The GCC region has posted a budget surplus of 25.3% of GDP in 2008 compared to 17.7% of GDP in 2007 due to high oil prices and increased oil production levels, coupled with a surge in non-oil revenues. High oil revenues earned by the region in the past resulted in strong capital spending. Fiscal surplus dropped to a 3.3% of GDP in 2009 due to the global financial crisis and the slump in the world oil market. The region is expected to realize a higher surplus of 4% of GDP each in 2010 and 2011 due to a recovery in the global oil demand and the corresponding increase in oil revenues. The region is aware of the fiscal reforms needed to reduce dependence on the oil sector to achieve fiscal discipline. Goal of achieving diversification is well in progress in the region despite the global financial and economic crisis, which made little impact on the economies of the region compared to the rest of the world.
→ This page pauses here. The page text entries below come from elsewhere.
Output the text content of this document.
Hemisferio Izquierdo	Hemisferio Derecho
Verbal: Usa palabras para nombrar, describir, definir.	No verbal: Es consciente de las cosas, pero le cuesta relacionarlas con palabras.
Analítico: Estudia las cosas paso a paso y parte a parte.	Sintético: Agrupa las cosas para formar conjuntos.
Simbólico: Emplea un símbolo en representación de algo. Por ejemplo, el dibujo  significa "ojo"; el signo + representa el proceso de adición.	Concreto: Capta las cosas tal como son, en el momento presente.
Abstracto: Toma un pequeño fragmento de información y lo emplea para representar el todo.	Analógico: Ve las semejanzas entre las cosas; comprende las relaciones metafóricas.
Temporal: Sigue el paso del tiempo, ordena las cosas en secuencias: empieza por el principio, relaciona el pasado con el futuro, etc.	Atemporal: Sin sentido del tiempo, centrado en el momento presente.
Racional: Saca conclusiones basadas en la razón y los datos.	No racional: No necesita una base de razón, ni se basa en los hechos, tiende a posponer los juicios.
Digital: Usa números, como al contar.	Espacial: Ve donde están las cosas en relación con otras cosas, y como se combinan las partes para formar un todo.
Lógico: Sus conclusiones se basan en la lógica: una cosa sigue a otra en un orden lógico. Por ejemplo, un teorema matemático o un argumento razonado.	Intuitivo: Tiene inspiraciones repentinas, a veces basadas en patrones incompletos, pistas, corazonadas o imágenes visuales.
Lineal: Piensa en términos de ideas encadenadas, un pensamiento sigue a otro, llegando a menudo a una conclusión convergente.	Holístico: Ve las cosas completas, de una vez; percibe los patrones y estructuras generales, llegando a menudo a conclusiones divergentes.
The monetary policy of the region will remain focused on maintaining a fixed exchange rate regime with the US Dollar. Kuwait was the sole exception to this, as Kuwaiti Dinar was de-pegged to the US Dollar on 20th of May 2007. The GCC central banks' policy of limited foreign borrowing has kept liabilities low and thus contributed significantly to the long-term stability of the GCC currencies against the US Dollar. Although the US Dollar depreciated against the Euro, the Japanese Yen and the UK's Pound Sterling during the past three years, the USA is a major trading partner in the GCC region, therefore the GCC currencies’ peg to the US Dollar is in the interest of the GCC countries. A robust global oil market demand will enable further growth of the region’s foreign currency reserves, and ensure that there is no pressure on the currencies' peg. Moreover, none of them will revalue unilaterally, as they continue to plan for a GCC single currency. Total reserves minus gold of this region stood at US$ 107.24 billion at the end of 2008 compared to US$ 100.76 billion at the end of 2007. These reserves declined slightly to US$101.5 billion in 2009, and are expected at $100.2 billion and $101.3 billion in 2010 and 2011, respectively.

External Accounts

The UAE has enjoyed huge surpluses on trade and current accounts during 2004 to 2008 on the back of high oil export, non-oil and re-export earnings. But due to the global financial and economic crisis, and the world oil market slump, a deficit of (-$7 billion) (-3.1% of GDP) was realized in 2009 compared to a surplus of $22.2 billion (8.5% of GDP) in 2008. However, the balance of current account is expected to rebound and achieve surpluses of $19.8 billion (7.8% of GDP) and $20.9 billion (7.7% of GDP) in 2010 and 2011, respectively, on the back of expected increase in earnings from oil, non-oil exports and re-exports.